Perineuronal Net Receptor PTPσ Regulates Retention of Memories

Abstract

Perineuronal nets (PNNs) have an important physiological role in the retention of learning by restricting cognitive flexibility. Their deposition peaks after developmental periods of intensive learning, usually in late childhood, and they help in long-term preservation of newly acquired skills and information. Modulation of PNN function by various techniques enhances plasticity and regulates the retention of memories, which may be beneficial when memory persistence entails negative symptoms such as post-traumatic stress disorder (PTSD). In this study, we investigated the role of PTPσ [receptor-type tyrosine-protein phosphatase S, a phosphatase that is activated by binding of chondroitin sulfate proteoglycans (CSPGs) from PNNs] in retention of memories using Novel Object Recognition and Fear Conditioning models. We observed that mice haploinsufficient for PTPRS gene (PTPσ^+/-), although having improved short-term object recognition memory, display impaired long-term memory in both Novel Object Recognition and Fear Conditioning paradigm, as compared to WT littermates. However, PTPσ^+/- mice did not show any differences in behavioral tests that do not heavily rely on cognitive flexibility, such as Elevated Plus Maze, Open Field, Marble Burying, and Forced Swimming Test. Since PTPσ has been shown to interact with and dephosphorylate TRKB, we investigated activation of this receptor and its downstream pathways in limbic areas known to be associated with memory. We found that phosphorylation of TRKB and PLCγ are increased in the hippocampus, prefrontal cortex, and amygdaloid complex of PTPσ^+/- mice, but other TRKB-mediated signaling pathways are not affected. Our data suggest that PTPσ downregulation promotes TRKB phosphorylation in different brain areas, improves short-term memory performance but disrupts long-term memory retention in the tested animal models. Inhibition of PTPσ or disruption of PNN-PTPσ-TRKB complex might be a potential target for disorders where negative modulation of the acquired memories can be beneficial.

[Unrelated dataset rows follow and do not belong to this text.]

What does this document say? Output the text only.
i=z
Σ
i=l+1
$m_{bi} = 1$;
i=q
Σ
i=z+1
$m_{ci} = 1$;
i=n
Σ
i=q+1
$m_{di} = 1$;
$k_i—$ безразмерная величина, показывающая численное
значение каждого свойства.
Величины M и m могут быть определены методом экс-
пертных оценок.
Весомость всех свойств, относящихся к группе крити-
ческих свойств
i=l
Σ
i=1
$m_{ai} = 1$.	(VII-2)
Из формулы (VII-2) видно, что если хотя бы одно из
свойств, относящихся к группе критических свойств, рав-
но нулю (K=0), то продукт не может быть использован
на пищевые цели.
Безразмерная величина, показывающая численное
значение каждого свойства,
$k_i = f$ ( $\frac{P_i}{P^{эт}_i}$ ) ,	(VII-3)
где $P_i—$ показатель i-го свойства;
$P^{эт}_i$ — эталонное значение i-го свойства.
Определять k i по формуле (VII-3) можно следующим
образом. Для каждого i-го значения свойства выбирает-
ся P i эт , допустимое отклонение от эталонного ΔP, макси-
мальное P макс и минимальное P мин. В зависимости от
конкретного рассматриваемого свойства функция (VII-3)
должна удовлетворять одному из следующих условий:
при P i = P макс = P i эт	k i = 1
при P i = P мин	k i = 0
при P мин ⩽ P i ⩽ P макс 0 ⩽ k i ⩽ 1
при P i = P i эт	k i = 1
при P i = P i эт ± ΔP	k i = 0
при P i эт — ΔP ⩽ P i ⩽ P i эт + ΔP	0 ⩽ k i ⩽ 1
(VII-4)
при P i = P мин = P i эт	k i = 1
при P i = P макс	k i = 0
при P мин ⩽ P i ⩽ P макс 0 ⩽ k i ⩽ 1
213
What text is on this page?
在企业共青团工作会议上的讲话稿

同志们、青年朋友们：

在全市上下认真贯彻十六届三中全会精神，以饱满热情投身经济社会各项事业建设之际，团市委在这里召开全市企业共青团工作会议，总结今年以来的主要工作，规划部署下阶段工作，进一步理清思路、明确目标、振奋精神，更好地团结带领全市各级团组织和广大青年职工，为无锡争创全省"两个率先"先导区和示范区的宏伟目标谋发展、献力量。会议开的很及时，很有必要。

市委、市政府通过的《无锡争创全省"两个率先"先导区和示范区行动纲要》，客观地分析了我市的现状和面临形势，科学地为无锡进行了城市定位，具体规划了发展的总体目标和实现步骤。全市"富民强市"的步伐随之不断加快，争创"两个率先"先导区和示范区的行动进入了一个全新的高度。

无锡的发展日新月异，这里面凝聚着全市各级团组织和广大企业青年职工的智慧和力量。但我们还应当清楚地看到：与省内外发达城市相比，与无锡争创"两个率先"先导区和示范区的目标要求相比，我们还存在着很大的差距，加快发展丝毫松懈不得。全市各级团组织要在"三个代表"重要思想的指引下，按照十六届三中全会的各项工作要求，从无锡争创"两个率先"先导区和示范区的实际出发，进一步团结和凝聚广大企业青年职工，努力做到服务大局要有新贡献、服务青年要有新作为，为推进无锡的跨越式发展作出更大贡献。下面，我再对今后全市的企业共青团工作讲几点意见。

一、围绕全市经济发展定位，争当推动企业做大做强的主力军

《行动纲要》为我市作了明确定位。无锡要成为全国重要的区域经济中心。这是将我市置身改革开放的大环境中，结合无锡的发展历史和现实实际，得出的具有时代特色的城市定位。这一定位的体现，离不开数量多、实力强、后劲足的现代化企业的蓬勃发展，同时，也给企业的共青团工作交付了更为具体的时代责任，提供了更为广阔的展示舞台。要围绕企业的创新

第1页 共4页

Keywords: BDNF; Ntrk2; PNNs; PTPRS; TrkB; memory; perineuronal nets; plasticity.

Figure 1

Molecular profile of changes in plasticity-related proteins induced by PTPσ genetic deficiency in different brain areas. (A) PTPσ^+/– mice have increased phosphorylation of TRKB receptors (pTRKB) and (B) no changes in total TRKB levels in the prefrontal cortex (PFC), hippocampus (HPC), and amygdala (AMG). PTPσ^+/– mice display (C) increased phosphorylation of PLCγ1 (pPLCγ1), no changes in phosphorylation of (D,E) Erk, (F) Akt, (G) p70S6 kinase and no changes in total levels of (H) PSD-93 and (I) PSD-95 expression. Data on (A) was measured by ELISA and on (B–I) by Western blot. Data were analyzed by two-way ANOVA *p < 0.05.

Figure 2

PTPσ^+/– mice demonstrate improved short-term but impaired long-term memory. PTPσ^+/– mice have (A) improved short-term memory and (B) impaired long-term memory and no changes in the total exploratory activity in the Novel Object Recognition test. (C) The fear response triggered by the cue in the retrieval session was potentiated by the context in WT but not in the PTPσ^+/– mice. Data were analyzed by (A,B) Mann–Whitney test, and (C) two-way ANOVA. *p < 0.05, **p < 0.01, ***p < 0.001. In (C): ^#p < 0.05 (vs. WT cue), *p < 0.05 (vs. WT context+cue).

Figure 3

PTPσ^+/– mice exhibit normal behavior in tests that do not involve cognitive flexibility. PTPσ^+/– mice display no behavioral changes in (A) elevated plus maze, (B) marble burying, (C) open field, and (D) forced swimming tests as compared to their wild-type littermates. Data were analyzed by t-test (A total time, C,D) or by Mann–Whitney test (A, # entries for Open and Closed Arms, and B).